Micromolecule Immunocytochemistry

TECHNICAL NOTE: Micromolecule Immunocytochemistry

Epitope types

The epitope is the set of atom groups in 3-space that form the "target" of the IgG antigen binding site (the paratope). A single conventional IgG has two identical paratopes which preferentially bind an epitope. There are, in principle, two kinds of epitopes or antigenic determinants: (1) linear and (2) non-linear determinants. The latter are composed of juxtaposed groups that are not necessarily adjacent in the native molecule but become so by folding. This is most common for polypeptide and protein determinants. The power of the monoclonal antibody technology resides in the specificity of those paratopes for a specific epitope on a target molecule that may have hundreds of possible determinant configurations. Thus two different antibodies often target exactly the same protein but at very different epitopes.

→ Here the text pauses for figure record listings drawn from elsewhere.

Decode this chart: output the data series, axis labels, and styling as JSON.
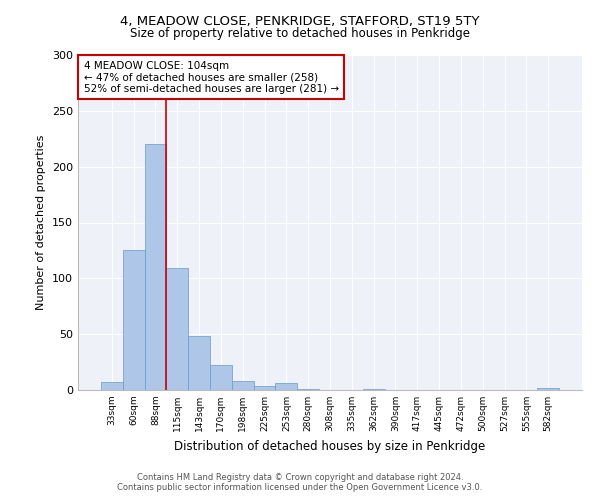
{
  "title1": "4, MEADOW CLOSE, PENKRIDGE, STAFFORD, ST19 5TY",
  "title2": "Size of property relative to detached houses in Penkridge",
  "xlabel": "Distribution of detached houses by size in Penkridge",
  "ylabel": "Number of detached properties",
  "categories": [
    "33sqm",
    "60sqm",
    "88sqm",
    "115sqm",
    "143sqm",
    "170sqm",
    "198sqm",
    "225sqm",
    "253sqm",
    "280sqm",
    "308sqm",
    "335sqm",
    "362sqm",
    "390sqm",
    "417sqm",
    "445sqm",
    "472sqm",
    "500sqm",
    "527sqm",
    "555sqm",
    "582sqm"
  ],
  "values": [
    7,
    125,
    220,
    109,
    48,
    22,
    8,
    4,
    6,
    1,
    0,
    0,
    1,
    0,
    0,
    0,
    0,
    0,
    0,
    0,
    2
  ],
  "bar_color": "#aec6e8",
  "bar_edge_color": "#6699cc",
  "background_color": "#eef2f8",
  "grid_color": "#ffffff",
  "vline_x": 2.5,
  "vline_color": "#cc0000",
  "annotation_box_text": "4 MEADOW CLOSE: 104sqm\n← 47% of detached houses are smaller (258)\n52% of semi-detached houses are larger (281) →",
  "annotation_box_color": "#cc0000",
  "ylim": [
    0,
    300
  ],
  "yticks": [
    0,
    50,
    100,
    150,
    200,
    250,
    300
  ],
  "footer1": "Contains HM Land Registry data © Crown copyright and database right 2024.",
  "footer2": "Contains public sector information licensed under the Open Government Licence v3.0."
}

The dimensions of a typical epitope is often given as roughly 6-residues in size but can be much smaller - 2 or 3 residues - while retaining high preference for the corresponding paratope. Importantly, haptens based on single molecules coupled to carriers are nearly always linear determinants: molecular configurations that are characterized by adjacency of interaction sites and restricted mobilities thereof. Linear determinants present a very restricted set of epitopes to the immune system. Unlike IgGs targeting proteins, those that bind hapten targets virtually always attack the same or overlapping linear epitopes to the extent that binding is mutually exclusive. Thus anti-hapten IgGs produced by polyclonal methods very often have monoclonal properties as far as molecular selectivity is concerned. This is quite important, as the limiting property of a specific anti-hapten IgG is typically its affinity and polyclonal techniques actually provide a better, faster opportunity for finding a high-affinity, selective anti-hapten IgG than monoclonal methods. This may be surprising to some, but has great practical importance. Furthermore, although components of linear determinants may have some mobility, this is motion is limited. A linear determinant might exist in a few configurations that constitute different epitopes, but the same locale will pass through configurations with different probabilities and IgG binding will follow correspondingly.

Titer and Affinity

Titer is the amount of antibody produced in a host and is a rough measure of quality. Several features of an immunogen impact titer - the novelty of the epitopes on the immunogen, immunogen dose, immunogen lifetime and immunization schedule among other things. Several of these can be manipulated to produce high titers and these often results in high dilution antisera (1:30,000 and higher). The key advantages to such sera are (1) that the IgG concentration required for antigen detection can be had with very little original serum, obviating affinity purification, and (2) they produce very low background signals. However, high titer is often confused with sensitivity, which is primarily a function of a single molecule and is more properly expressed as apparent affinity. Polyclonal IgG affinities for nonlinear determinant immunogens are complex, but in the case of hapten immunogens with very small, linear antigenic determinants there is a convergence of virtually all useful IgGs on a very narrow range of affinities. That is why, in spite of differences in reported titers, anti-hapten immunocytochemistry with very different IgG sources show almost exactly the same ranges of antigen detection. The affinity of an IgG is determined by the dual molecular structures of epitope and paratope, and since the physicochemical properties of epitopes from linear haptens arise from a small number of nearly fixed residues, useful IgGs (even from polyclonal sources) all likely converge on the same narrow range of affinities. Titer employed tells little about the levels of antigen in a sample, but much about the process of immunization. After having made the IgG, the latter is not of much concern.

Cross-reactivity

The practice of immunocytochemistry requires some estimates of the selectivity of an IgG in the presence of mixed targets. Cross-reactivity is the propensity of one serum to bind to different but somehow related targets, usually with very different affinities. There are two classes of cross-reactivity. Type I cross-reactivity is simply due to the presence of multiple antibodies in the serum targeting different but similar antigens, likely different affinities and often targeting different epitopes. A variety of affinity purification tactics can be used to resolve this problem. Often a simple hapten affinity column will produce very clean IgG preparations. Type II cross-reactivity is a property of a single IgG, where sterically similar, but truly different molecular targets are bound by the same paratope. The solutions to this problem are (1) search for the host or clone that gives the required specificity or (2) map the relative affinities for different targets. This is actually one of the fundamental features of IgGs against haptens - that closely related molecules can sometime be bound by the same paratope because they differ only in fine detail - such as the placement of a single hydrogen residue. This is an asset in immunochemical analysis of stereoisomers and a nuisance in immunocytochemistry. However, the severity of type II cross-reactivity can assessed several ways. (1) Analysis of whole tissue amino acids or other compounds by HPLC can often define the spectrum of possible cross-reactive targets for an amino acid. (2) Comparing dilution curves on serial sections with standards of known primary and cross-reactive molecules can identify whether the apparent affinity of the IgG for a tissue target matches the expected standard. (3) Competitive inhibition with model antigens of different types on serial sections can differentiate targets by apparent affinities. This is roughly the inverse of (2). Of course the simplest solution is to have a panel of good IgGs against diverse targets.